C’est le coup de coeur de l’Etape ; à un confluent de vallées, bien exposé au midi, vous arrivez à Saint-Rémy. Ce petit village est emblématique de notre vieille France, un village de carte postale avec l’église, son clocher et le petit cimetière attenant, son château médiéval, sa tour et les mâchicoulis, la mairie et l’école, la place du village rénovée, les maisons fleuries et les jardinets bien entretenus. Il s'agit d'un château de la fin du XVIe construit à l'emplacement d'un château médiéval (XIIIe s). Les coins pique-nique ne manquent pas que ce soit au bord de l’étang à coté du moulin, ou près du lavoir au bord du ruisseau qui traverse le village. Saint-Rémy avait même un hôpital pèlerin à l’époque médiévale.
Magnifique ferme du XVIIIème avec le corps de logis entouré des bâtiments d’exploitation, la grange, les bergeries et son pigeonnier recouvert de lauzes calcaires. Nous sommes ici en Aveyron dans le rayon de Roquefort et le lait de brebis sert à la fabrication du célèbre fromage d’Appellation d’Origine Protégée.
Peu après la ferme se dresse un relief de cuestas comme disent les géographes, à Puech Saumon subsiste une butte témoin : les calcaires durs de l’étage bajocien – bathonien ont résisté aux millénaires et constitué ce petit promontoire. ...Anecdote macabre, les corps des suppliciés, bien en vue depuis le grand chemin étaient exposés sur les fourches patibulaires à titre d’exemple.

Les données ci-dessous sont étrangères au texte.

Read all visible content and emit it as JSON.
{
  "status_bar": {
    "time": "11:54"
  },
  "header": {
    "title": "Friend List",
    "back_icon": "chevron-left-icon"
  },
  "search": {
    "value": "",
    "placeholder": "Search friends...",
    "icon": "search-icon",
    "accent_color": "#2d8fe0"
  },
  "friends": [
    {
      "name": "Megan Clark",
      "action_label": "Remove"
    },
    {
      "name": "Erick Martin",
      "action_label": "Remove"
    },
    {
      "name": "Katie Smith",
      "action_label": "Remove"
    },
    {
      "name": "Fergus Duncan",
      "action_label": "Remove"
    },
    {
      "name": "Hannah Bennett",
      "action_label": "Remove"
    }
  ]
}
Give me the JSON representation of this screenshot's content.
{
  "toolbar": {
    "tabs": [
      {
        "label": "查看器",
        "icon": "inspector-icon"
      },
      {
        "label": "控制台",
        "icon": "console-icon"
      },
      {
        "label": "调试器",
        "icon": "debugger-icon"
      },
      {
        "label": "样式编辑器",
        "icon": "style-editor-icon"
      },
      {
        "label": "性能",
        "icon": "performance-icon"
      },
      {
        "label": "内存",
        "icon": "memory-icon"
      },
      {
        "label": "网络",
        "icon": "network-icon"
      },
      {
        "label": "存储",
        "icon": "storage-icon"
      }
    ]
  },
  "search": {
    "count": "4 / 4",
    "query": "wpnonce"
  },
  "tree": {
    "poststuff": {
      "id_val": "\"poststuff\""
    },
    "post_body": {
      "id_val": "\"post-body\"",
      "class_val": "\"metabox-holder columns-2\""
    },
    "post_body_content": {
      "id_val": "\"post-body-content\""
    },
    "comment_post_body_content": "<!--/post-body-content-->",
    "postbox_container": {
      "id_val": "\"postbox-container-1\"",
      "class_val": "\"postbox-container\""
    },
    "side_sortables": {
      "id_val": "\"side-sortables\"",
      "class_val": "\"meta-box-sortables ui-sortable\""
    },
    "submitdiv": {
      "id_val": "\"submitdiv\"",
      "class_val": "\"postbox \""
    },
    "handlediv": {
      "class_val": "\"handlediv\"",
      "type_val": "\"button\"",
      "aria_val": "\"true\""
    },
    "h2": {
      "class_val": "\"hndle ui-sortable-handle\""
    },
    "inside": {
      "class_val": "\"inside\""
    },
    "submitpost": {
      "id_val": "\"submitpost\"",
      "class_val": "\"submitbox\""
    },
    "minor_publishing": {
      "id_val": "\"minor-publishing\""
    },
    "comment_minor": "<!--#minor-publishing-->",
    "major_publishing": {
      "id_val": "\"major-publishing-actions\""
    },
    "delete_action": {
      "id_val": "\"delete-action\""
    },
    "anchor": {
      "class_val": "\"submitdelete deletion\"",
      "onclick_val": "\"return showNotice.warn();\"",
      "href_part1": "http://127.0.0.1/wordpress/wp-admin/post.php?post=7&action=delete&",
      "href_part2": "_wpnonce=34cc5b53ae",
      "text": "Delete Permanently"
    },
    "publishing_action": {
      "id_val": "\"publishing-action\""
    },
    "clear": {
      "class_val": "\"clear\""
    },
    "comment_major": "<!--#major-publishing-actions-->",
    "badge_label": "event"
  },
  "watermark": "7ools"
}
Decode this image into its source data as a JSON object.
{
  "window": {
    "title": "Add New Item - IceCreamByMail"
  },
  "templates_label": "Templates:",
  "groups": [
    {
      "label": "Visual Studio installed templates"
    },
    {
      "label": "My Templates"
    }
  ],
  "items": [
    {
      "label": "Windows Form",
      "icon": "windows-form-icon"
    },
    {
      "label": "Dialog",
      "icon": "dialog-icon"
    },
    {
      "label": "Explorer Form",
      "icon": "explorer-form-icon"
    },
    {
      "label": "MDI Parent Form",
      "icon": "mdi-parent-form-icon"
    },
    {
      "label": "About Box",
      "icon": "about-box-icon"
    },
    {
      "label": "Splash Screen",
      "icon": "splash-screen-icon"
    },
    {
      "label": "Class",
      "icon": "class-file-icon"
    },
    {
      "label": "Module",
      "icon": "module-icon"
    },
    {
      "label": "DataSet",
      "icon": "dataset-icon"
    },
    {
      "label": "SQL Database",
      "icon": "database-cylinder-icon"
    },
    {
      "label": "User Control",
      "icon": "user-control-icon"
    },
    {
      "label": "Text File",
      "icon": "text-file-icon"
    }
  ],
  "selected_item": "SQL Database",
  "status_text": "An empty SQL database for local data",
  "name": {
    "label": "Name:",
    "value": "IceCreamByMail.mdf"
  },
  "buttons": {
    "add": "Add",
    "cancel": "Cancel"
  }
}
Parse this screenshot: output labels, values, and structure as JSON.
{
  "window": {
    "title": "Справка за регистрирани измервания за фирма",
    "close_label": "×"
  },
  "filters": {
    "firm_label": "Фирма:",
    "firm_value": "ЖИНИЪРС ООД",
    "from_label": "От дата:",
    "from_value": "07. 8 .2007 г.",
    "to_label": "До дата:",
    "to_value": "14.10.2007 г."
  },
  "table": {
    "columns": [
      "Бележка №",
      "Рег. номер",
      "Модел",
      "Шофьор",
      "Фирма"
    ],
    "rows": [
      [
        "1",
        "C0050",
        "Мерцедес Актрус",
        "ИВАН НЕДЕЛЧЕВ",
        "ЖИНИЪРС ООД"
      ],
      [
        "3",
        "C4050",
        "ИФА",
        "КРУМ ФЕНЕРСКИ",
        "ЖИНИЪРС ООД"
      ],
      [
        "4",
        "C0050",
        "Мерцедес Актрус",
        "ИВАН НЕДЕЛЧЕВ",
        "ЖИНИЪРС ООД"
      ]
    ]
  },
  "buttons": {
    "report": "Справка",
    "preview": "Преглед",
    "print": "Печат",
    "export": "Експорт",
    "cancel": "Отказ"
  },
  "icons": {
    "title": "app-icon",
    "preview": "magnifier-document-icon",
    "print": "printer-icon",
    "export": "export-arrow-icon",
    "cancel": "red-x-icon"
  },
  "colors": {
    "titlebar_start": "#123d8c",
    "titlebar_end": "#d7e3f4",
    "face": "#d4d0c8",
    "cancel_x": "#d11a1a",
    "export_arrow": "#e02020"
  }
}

Après avoir passé Farrou, puis Veuzac vous arrivez en vue de Villefranche ; au lieu dit le Raix se dresse un mémorial honorant la mémoire de la « Révolte des Croates ». Le 17 septembre 1943 Villefranche a été le théâtre d’un évènement inouï dans les annales de la 2ème guerre mondiale et pendant longtemps occulté : la mutinerie d’un bataillon de Waffen SS de la 13 ème division de montagne Handschar, (le cimeterre, en turc) composée en majorité de Bosniaques musulmans et de Croates catholiques. La révolte échoue, après avoir été suppliciés, les auteurs sont fusillés ; Himmler décorera en personne de la Croix de Fer, le médecin major Schweiger qui avait réussi à prévenir l’état major de la division de cette sédition. Villefranche est jumelée avec Pula en Croatie et Bihać en Bosnie.
Un peu après l’Institut François Marty, très beau point de vue plongeant sur Villefranche et le clocher de la Collégiale Notre-Dame.
Villefranche est la ville qui détient le plus de monuments classés du département. L’importance politique et commerciale de Villefranche a laissé de beaux restes, les souvenirs jacquaires et patrimoniaux de la Perle du Rouergue sont particulièrement nombreux et attestent du passage des jacquets. Jadis siège du sénéchal c'est-à-dire du pouvoir royal, nous dirions de nos jours que Villefranche était préfecture du département et la ville la plus importante du Rouergue.